İkinci Oğul, İkinci Oğlun Gözünü Alıyor
Laena öldüğü için Vhagar’ın binicisiz kalması ve sürekli hor görülen Aemond‘un bu aşağılamalardan kurtulmayı isteyen tavrı sayesinde Vhagar’ın artık yeni bir binicisi oluyor. Dünya üzerindeki en büyük ejderhanın yeni binicisinin Laena’nın yeni kızlarından biri olması gerekirken, hileli bir hareketle Vhagar’ı kazanan Aemond’la, Rhaenyra’nın çocukları ve Laena’nın çocuklarının dahil olduğu bir kavga çıkıyor. Bu kavganın sonucunda Aemond bir gözünü kaybediyor. Velaryon hanesinin salonunda yaşanan uzun süren tartışmadan sonra Aemond bir gözünü arkasında bırakmasına karşın, kimine göre gözünden daha kıymetli bir şeye sahip oluyor. Bir ejderha… Hem de yaşayan ejderhaların en büyüğü…

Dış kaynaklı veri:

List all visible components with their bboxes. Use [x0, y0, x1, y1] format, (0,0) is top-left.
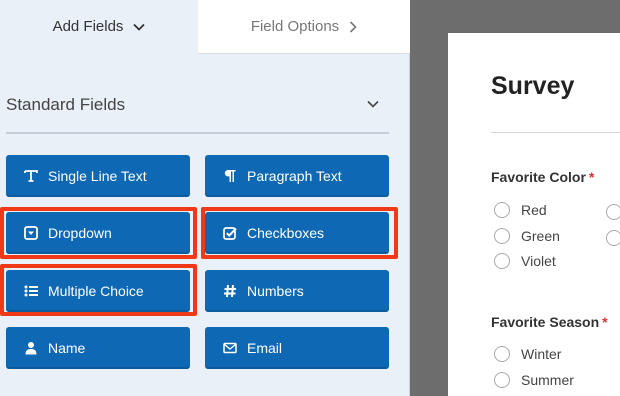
required-marker: * — [588, 169, 595, 185]
radio-option-label: Summer — [521, 372, 574, 388]
radio-button-partial[interactable] — [606, 230, 620, 246]
favorite-color-question: Favorite Color * — [491, 169, 594, 185]
tab-field-options[interactable]: Field Options — [198, 0, 410, 54]
favorite-season-question: Favorite Season * — [491, 314, 608, 330]
panel-tabs: Add Fields Field Options — [0, 0, 410, 54]
text-icon — [24, 169, 38, 183]
radio-option-label: Violet — [521, 253, 556, 269]
single-line-text-label: Single Line Text — [48, 168, 147, 184]
radio-option-winter[interactable]: Winter — [494, 346, 561, 362]
name-button[interactable]: Name — [6, 327, 190, 369]
email-button[interactable]: Email — [205, 327, 389, 369]
radio-button-partial[interactable] — [606, 204, 620, 220]
section-title: Standard Fields — [6, 95, 126, 114]
radio-button[interactable] — [494, 202, 510, 218]
radio-button[interactable] — [494, 372, 510, 388]
radio-button[interactable] — [494, 253, 510, 269]
radio-option-violet[interactable]: Violet — [494, 253, 556, 269]
chevron-down-icon — [133, 23, 146, 31]
user-icon — [24, 341, 38, 355]
field-panel: Add Fields Field Options Standard Fields… — [0, 0, 410, 396]
favorite-season-label: Favorite Season — [491, 314, 600, 330]
section-collapse-toggle[interactable] — [366, 98, 380, 110]
tab-field-options-label: Field Options — [250, 18, 340, 35]
section-divider — [6, 132, 389, 134]
paragraph-text-label: Paragraph Text — [247, 168, 342, 184]
checkboxes-highlight — [201, 207, 398, 259]
radio-button[interactable] — [494, 228, 510, 244]
name-label: Name — [48, 340, 86, 356]
favorite-color-label: Favorite Color — [491, 169, 586, 185]
chevron-right-icon — [349, 20, 357, 33]
radio-button[interactable] — [494, 346, 510, 362]
required-marker: * — [602, 314, 608, 330]
dropdown-highlight — [0, 207, 197, 259]
paragraph-text-button[interactable]: Paragraph Text — [205, 155, 389, 197]
chevron-down-icon — [367, 100, 379, 108]
tab-add-fields[interactable]: Add Fields — [0, 0, 198, 54]
envelope-icon — [223, 341, 237, 355]
form-title: Survey — [491, 72, 575, 100]
radio-option-label: Winter — [521, 346, 562, 362]
form-title-divider — [491, 132, 620, 133]
email-label: Email — [247, 340, 283, 356]
radio-option-label: Red — [521, 202, 547, 218]
single-line-text-button[interactable]: Single Line Text — [6, 155, 190, 197]
numbers-button[interactable]: Numbers — [205, 270, 389, 312]
paragraph-icon — [223, 169, 237, 183]
radio-option-green[interactable]: Green — [494, 228, 560, 244]
hash-icon — [223, 284, 237, 298]
radio-option-red[interactable]: Red — [494, 202, 547, 218]
tab-add-fields-label: Add Fields — [52, 18, 124, 35]
numbers-label: Numbers — [247, 283, 304, 299]
radio-option-summer[interactable]: Summer — [494, 372, 574, 388]
multiple-choice-highlight — [0, 264, 197, 316]
radio-option-label: Green — [521, 228, 560, 244]
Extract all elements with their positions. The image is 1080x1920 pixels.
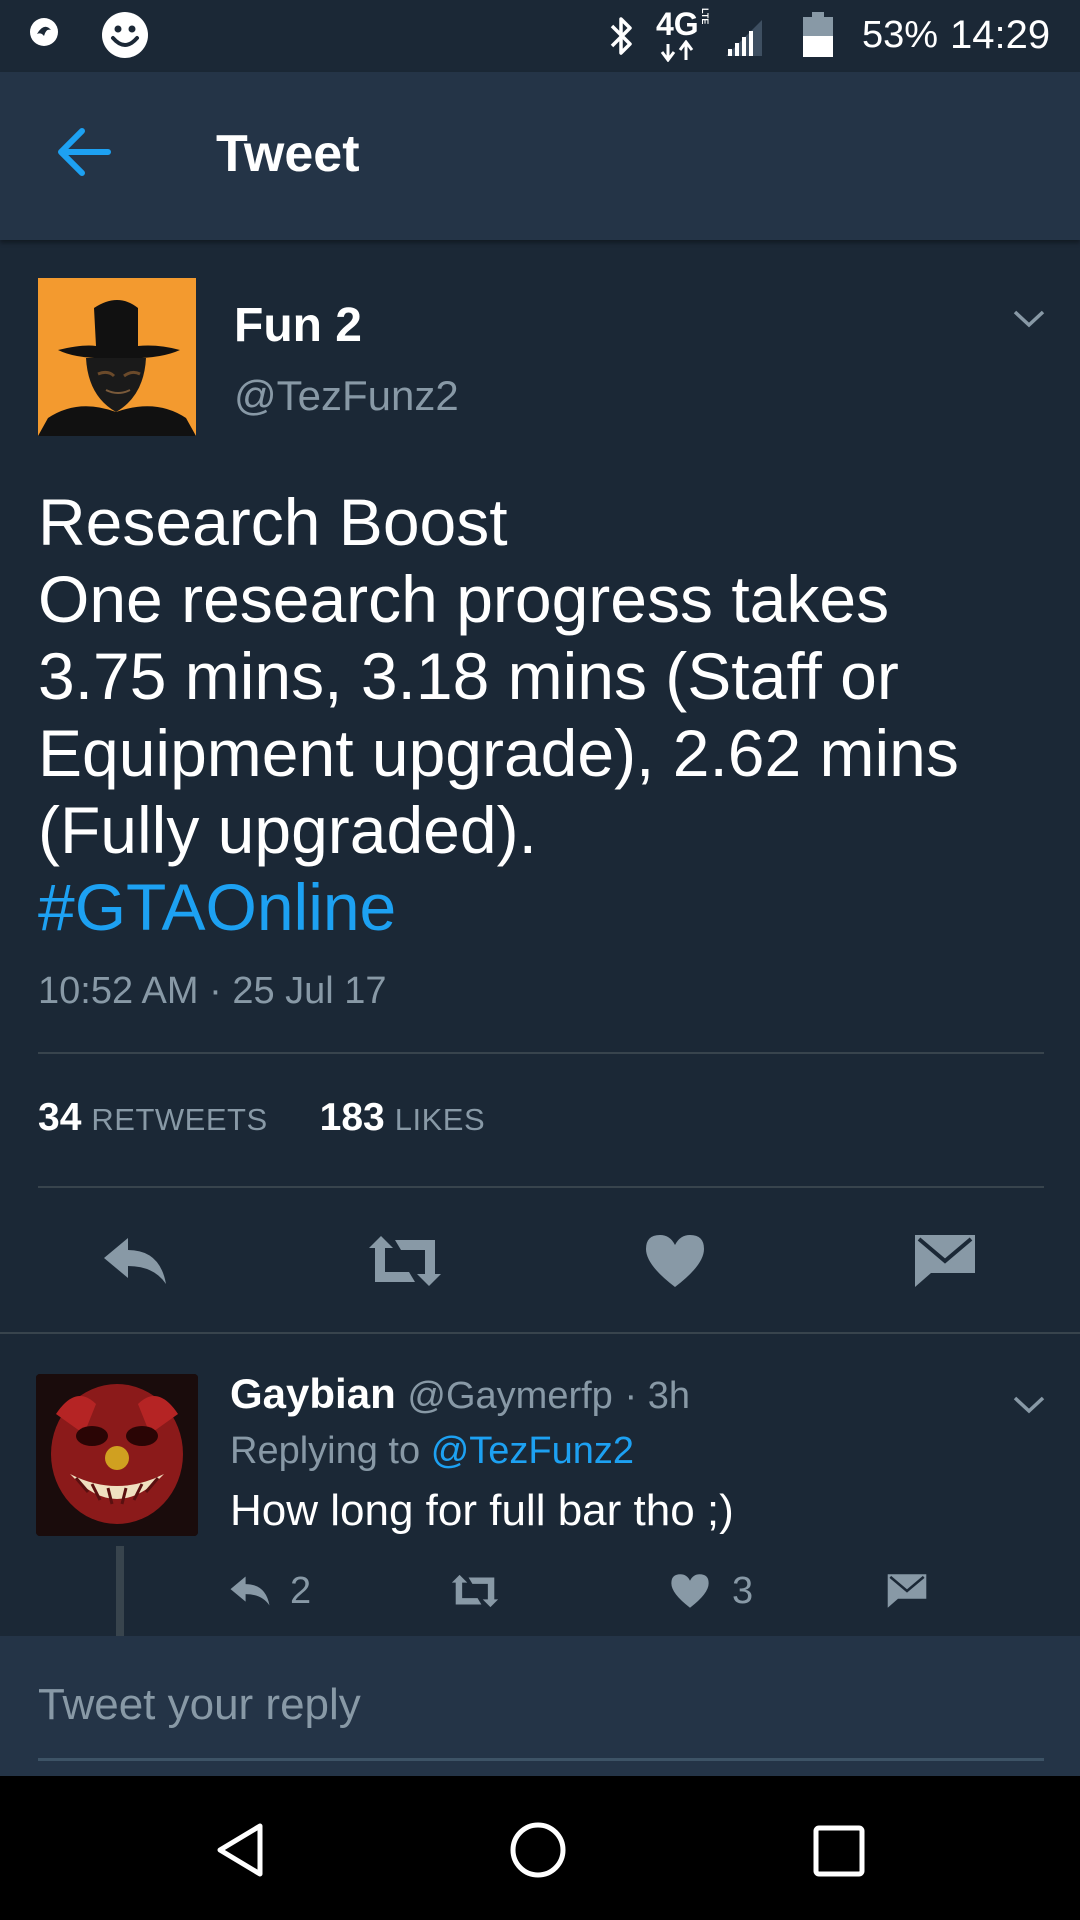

Gökyüzünde Kanat Çırpan Üç Ejderhanın Dansı Gibi İç Savaş da Kızışıyor
Alicent ve Rhaenyra‘nın yeşiller ve siyahlar çatışmasının sessizlikten sıyrılıp artık canlı bir hale geldiği ilk kez herkesin tanık olduğu bu tartışma esnasında şekilleniyor. Bu tartışma esnasında, Rhaenyra‘nın çocuklarının Laenor Velaryon‘dan olmadığı gerçeğiyle de yüzleşiyorlar. Kral Viserys I bu duruma müdahale ediyor ve aslında herkesin bildiği gerçeği bir kez de tüm bu topluluk önünde reddediyor. Alicent’ın, Rhaenyra‘nın kanını akıttığı ilk ana da şahitlik ediyoruz. Bu durumdan pişman olsa da babası Otto’nun onun yeşil ateşine tanık olduğunu ve onu bu davranışlarından dolayı takdir ettiğini izliyoruz. Kızının onunla aynı kanı taşıdığı dışında, aynı hırslı kalbi de ondan aldığını anlaması uzun sürmüş olmasına rağmen, onu mutlu etmiş gibi görünüyor. Bu bölümde Aegon‘un kral olmaktan ne kadar uzakta olduğunu ve buna karşılık kardeşi Aemond’un kral olmaya ne kadar uygun olduğunu da anlıyoruz. Biri kendi zevkleri için yaşarken, diğeri ailesi ve taht için gerekeni yapabilir gibi duruyor. Tahtın güçlü kalması için gerekirse kız kardeşiyle bile evlenmekten gocunmayacağını anlıyoruz.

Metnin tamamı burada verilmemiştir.